On the way home from Dobrik’s old house, we pass a young girl standing in the road, maybe about nine or 10, panhandling to raise money for her cancer treatment. For a split second, it occurs to me that, in light of the elderly lady prank, Dobrik may have planted this girl in order to give her a Tesla or an iPad or an offer to pay for her treatment. But this turns out not to be the case. Dobrik drives off, and no one comments on it.

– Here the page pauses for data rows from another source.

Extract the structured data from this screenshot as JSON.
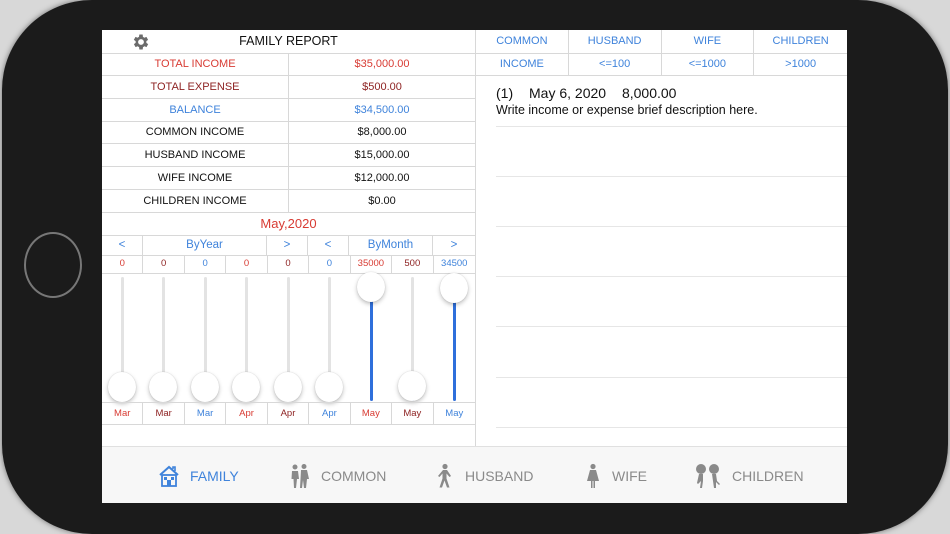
{
  "header": {
    "title": "FAMILY REPORT",
    "settings_icon": "gear-icon"
  },
  "summary": [
    {
      "label": "TOTAL INCOME",
      "value": "$35,000.00",
      "tone": "red"
    },
    {
      "label": "TOTAL EXPENSE",
      "value": "$500.00",
      "tone": "maroon"
    },
    {
      "label": "BALANCE",
      "value": "$34,500.00",
      "tone": "blue"
    },
    {
      "label": "COMMON INCOME",
      "value": "$8,000.00",
      "tone": "black"
    },
    {
      "label": "HUSBAND INCOME",
      "value": "$15,000.00",
      "tone": "black"
    },
    {
      "label": "WIFE INCOME",
      "value": "$12,000.00",
      "tone": "black"
    },
    {
      "label": "CHILDREN INCOME",
      "value": "$0.00",
      "tone": "black"
    }
  ],
  "period": "May,2020",
  "nav": {
    "prev": "<",
    "by_year": "ByYear",
    "next": ">",
    "by_month": "ByMonth"
  },
  "bars": [
    {
      "value": "0",
      "month": "Mar",
      "tone": "red",
      "level": 0
    },
    {
      "value": "0",
      "month": "Mar",
      "tone": "maroon",
      "level": 0
    },
    {
      "value": "0",
      "month": "Mar",
      "tone": "blue",
      "level": 0
    },
    {
      "value": "0",
      "month": "Apr",
      "tone": "red",
      "level": 0
    },
    {
      "value": "0",
      "month": "Apr",
      "tone": "maroon",
      "level": 0
    },
    {
      "value": "0",
      "month": "Apr",
      "tone": "blue",
      "level": 0
    },
    {
      "value": "35000",
      "month": "May",
      "tone": "red",
      "level": 1
    },
    {
      "value": "500",
      "month": "May",
      "tone": "maroon",
      "level": 0.0143
    },
    {
      "value": "34500",
      "month": "May",
      "tone": "blue",
      "level": 0.9857
    }
  ],
  "category_tabs": [
    "COMMON",
    "HUSBAND",
    "WIFE",
    "CHILDREN"
  ],
  "filter_tabs": [
    "INCOME",
    "<=100",
    "<=1000",
    ">1000"
  ],
  "entries": [
    {
      "index": "(1)",
      "date": "May 6, 2020",
      "amount": "8,000.00",
      "description": "Write income or expense brief description here."
    }
  ],
  "tabbar": [
    {
      "label": "FAMILY",
      "icon": "house-icon",
      "active": true
    },
    {
      "label": "COMMON",
      "icon": "couple-icon",
      "active": false
    },
    {
      "label": "HUSBAND",
      "icon": "man-walking-icon",
      "active": false
    },
    {
      "label": "WIFE",
      "icon": "woman-icon",
      "active": false
    },
    {
      "label": "CHILDREN",
      "icon": "children-icon",
      "active": false
    }
  ],
  "colors": {
    "red": "#d83b33",
    "maroon": "#8e2323",
    "blue": "#3f83db",
    "slider_fill": "#2f6fdb"
  }
}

Later, by Dobrik’s infinity pool, I ask if he saw the girl. “I wanted to give that person money, but I didn’t want to do it in front of you,” he says. “It’s so easy for me to give somebody cash, so easy, so easy. [So] whenever I can, I do that…. I did that thing with you, that was supposed to be cheesy and goofy,” he says, referring to the old lady stunt, “but I didn’t want to look like I was putting on some kind of a performance.”

I tell him that it’s incredibly disorienting to view everything someone does as performance, and offer that it must be exhausting to have that calculus factor into all of your decisions. “That’s the entire internet,” he says. “Every move now is like, ‘I don’t want people to think I’m doing this for this.’ You’ll never, ever get people to believe that your intentions are 100 percent pure. You never, never will. And they can be 100 percent pure, and you’ll make fucking mistakes, and maybe it’ll look like they weren’t pure. But you’ll never convince anybody of that.”

“Everyone likes to look at a car crash,” he says later. “That’s just like a guilty pleasure that everyone has. You drive by. You’re like, ‘Is that fucking person dead? What’s going on?’ That’s what the internet is. People love to see chaos. And it’s all fun and games till you’re in the car crash.” Then he tears up. And I have no idea whether or not to believe him.